To quote your own website, what are some more of “the guttural truths of the female experience” you want to explore further in your work?

To me, I think there’s been so much sick shit onscreen in recent years, but we need more women onscreen as we live each day, not as superheroes. I mean, when I was doing auditions, in what I call my last year of acting, I was so sick of being told that my size 10 body didn’t conform to societal standards and that I needed to lose weight. They’d say stuff when they were knocking me back like, “oh look, we met with another girl for the role who is a size eight and she’s really attractive, so…”

Ok, well that’s just gross…

I know! It was really disgusting. I was sick of being cast as a dumb ass girlfriend, by these 50 year old men who had no clue about who my character was, or who I was, or what either of us were going through. So, now I’m kind of on this mission, to cast women who look, and talk, like me and my friends. I want realistic portrayals of women in film. Quintessential casting to me will always be charisma and personality. Do you fit the sensibility of the character? That’s all I care about.

So what do you have coming up with your next feature? What do we have to look forward to?

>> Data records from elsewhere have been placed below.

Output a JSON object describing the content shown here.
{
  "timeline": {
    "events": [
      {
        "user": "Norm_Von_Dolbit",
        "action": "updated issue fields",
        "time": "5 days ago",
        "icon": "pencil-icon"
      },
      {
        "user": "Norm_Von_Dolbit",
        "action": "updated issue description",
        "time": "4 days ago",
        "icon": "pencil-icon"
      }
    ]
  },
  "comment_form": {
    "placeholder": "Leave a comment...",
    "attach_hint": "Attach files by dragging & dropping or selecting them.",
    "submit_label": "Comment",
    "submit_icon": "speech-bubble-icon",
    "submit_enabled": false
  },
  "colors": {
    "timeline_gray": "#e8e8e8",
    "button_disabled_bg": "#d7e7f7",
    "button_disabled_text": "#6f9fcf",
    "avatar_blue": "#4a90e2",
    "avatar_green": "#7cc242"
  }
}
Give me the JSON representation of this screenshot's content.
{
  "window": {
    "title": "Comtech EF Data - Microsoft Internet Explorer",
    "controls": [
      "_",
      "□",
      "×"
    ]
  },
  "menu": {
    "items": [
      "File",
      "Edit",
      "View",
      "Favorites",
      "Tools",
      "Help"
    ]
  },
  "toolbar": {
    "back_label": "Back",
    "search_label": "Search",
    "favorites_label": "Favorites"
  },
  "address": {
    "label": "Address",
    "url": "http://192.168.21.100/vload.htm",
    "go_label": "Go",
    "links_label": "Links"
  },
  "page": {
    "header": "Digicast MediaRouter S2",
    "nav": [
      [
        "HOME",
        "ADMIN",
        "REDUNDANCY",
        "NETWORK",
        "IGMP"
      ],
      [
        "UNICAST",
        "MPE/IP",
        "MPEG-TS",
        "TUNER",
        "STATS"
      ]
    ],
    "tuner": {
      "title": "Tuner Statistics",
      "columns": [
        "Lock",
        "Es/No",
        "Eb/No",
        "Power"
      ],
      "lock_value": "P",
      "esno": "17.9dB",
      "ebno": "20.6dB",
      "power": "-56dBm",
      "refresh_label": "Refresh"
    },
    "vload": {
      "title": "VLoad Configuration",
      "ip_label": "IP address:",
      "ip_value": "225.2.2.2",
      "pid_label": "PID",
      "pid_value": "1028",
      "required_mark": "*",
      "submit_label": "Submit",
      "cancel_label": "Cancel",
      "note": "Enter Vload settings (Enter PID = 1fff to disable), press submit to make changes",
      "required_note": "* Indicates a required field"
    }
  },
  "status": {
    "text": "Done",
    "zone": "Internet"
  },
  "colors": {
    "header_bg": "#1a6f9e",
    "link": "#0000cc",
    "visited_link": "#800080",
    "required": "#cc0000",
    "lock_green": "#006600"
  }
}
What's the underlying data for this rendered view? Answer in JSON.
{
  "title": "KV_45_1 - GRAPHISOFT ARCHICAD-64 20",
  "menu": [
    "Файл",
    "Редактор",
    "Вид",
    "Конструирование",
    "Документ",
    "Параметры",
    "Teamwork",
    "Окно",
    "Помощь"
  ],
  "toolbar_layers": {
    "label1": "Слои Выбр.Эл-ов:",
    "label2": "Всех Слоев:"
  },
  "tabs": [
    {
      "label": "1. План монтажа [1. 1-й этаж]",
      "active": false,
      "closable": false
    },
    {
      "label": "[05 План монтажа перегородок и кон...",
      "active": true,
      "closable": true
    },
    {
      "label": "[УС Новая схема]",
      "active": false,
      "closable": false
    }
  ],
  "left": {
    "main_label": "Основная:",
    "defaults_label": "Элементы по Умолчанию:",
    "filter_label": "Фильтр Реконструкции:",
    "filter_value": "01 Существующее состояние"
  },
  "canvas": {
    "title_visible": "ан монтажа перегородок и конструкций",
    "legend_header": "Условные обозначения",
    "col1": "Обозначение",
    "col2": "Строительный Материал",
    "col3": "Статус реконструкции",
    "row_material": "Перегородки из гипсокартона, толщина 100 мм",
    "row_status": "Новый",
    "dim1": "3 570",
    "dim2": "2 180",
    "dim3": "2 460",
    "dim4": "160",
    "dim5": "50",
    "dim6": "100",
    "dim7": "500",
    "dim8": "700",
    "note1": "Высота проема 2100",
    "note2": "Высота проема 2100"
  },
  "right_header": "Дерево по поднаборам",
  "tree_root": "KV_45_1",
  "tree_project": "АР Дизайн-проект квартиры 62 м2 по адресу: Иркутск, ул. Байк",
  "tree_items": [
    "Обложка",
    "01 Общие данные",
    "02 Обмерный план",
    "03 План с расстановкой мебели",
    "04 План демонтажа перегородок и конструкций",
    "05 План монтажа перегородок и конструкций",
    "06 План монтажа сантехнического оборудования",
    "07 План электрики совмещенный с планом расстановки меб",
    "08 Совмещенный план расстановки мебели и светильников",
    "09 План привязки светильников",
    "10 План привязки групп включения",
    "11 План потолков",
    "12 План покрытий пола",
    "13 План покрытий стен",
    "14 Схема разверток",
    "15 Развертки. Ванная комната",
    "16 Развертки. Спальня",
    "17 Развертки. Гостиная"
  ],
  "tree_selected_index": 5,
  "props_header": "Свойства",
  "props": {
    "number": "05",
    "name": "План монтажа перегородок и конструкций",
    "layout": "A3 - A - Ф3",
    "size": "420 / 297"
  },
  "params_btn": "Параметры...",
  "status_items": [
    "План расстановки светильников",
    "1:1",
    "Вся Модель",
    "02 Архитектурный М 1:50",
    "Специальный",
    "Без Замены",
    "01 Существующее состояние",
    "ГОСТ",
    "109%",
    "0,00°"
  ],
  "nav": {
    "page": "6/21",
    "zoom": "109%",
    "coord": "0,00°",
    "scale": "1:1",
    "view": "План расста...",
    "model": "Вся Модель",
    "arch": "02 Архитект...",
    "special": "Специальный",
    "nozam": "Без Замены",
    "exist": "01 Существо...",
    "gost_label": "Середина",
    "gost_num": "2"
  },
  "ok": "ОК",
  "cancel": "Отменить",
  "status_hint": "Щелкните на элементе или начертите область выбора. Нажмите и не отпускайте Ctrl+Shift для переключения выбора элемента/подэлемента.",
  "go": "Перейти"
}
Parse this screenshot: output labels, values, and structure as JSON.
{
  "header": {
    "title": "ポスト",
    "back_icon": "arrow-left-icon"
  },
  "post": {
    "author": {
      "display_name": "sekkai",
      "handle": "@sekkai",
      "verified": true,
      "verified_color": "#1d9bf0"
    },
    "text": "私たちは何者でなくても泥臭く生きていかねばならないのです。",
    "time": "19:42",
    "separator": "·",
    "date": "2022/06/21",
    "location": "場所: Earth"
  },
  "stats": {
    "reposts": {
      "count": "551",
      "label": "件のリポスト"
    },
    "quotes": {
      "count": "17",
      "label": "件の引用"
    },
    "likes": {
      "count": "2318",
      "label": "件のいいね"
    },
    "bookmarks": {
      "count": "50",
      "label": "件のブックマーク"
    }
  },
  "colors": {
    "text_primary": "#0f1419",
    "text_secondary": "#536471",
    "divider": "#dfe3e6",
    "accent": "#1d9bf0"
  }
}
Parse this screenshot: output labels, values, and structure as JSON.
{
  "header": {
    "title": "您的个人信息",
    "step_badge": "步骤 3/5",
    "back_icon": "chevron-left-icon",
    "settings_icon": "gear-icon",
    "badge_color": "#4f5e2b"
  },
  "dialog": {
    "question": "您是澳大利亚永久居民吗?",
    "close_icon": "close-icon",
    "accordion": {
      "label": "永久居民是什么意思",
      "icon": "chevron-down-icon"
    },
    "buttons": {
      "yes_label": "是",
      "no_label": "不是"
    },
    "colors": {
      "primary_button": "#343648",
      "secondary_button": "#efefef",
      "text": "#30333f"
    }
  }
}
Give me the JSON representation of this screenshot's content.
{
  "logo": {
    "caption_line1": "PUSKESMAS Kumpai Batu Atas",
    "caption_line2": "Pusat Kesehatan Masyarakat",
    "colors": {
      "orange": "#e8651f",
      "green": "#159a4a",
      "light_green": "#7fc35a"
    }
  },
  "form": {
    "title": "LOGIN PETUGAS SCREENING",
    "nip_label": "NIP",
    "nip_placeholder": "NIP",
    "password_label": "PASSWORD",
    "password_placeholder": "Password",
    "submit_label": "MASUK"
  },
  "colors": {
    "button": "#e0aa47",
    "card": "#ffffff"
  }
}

So when I finished Hot Mess, I made On the Fringe (web series) during post-production, because I found out that there’s a long period of just waiting for festival spots and a bunch of other stuff. But what happened was that I thought I’d found my space, and that is as a nuanced comedy writer for young women. I started to hit walls and get frustrated because I was so influenced by a bunch of different things, until I realised that the only person who is pigeonholing myself right now, is me. I don’t have to be nuanced comedy girl. So my next film is a magical realism, psychological thriller dark comedy.

That’s a hell of a mouthful, but sounds dope…

The closest genre comparison I have is Fight Club, with a touch of Birdman, and a little bit of Trainspotting. But all three of those are written by and about men. Mine is going to be all about women, written, and directed by a woman. So that’s in development at the moment. And the TV series I have in development is a thriller with a comedic twist, also about women. It’s going to be a lot of fun.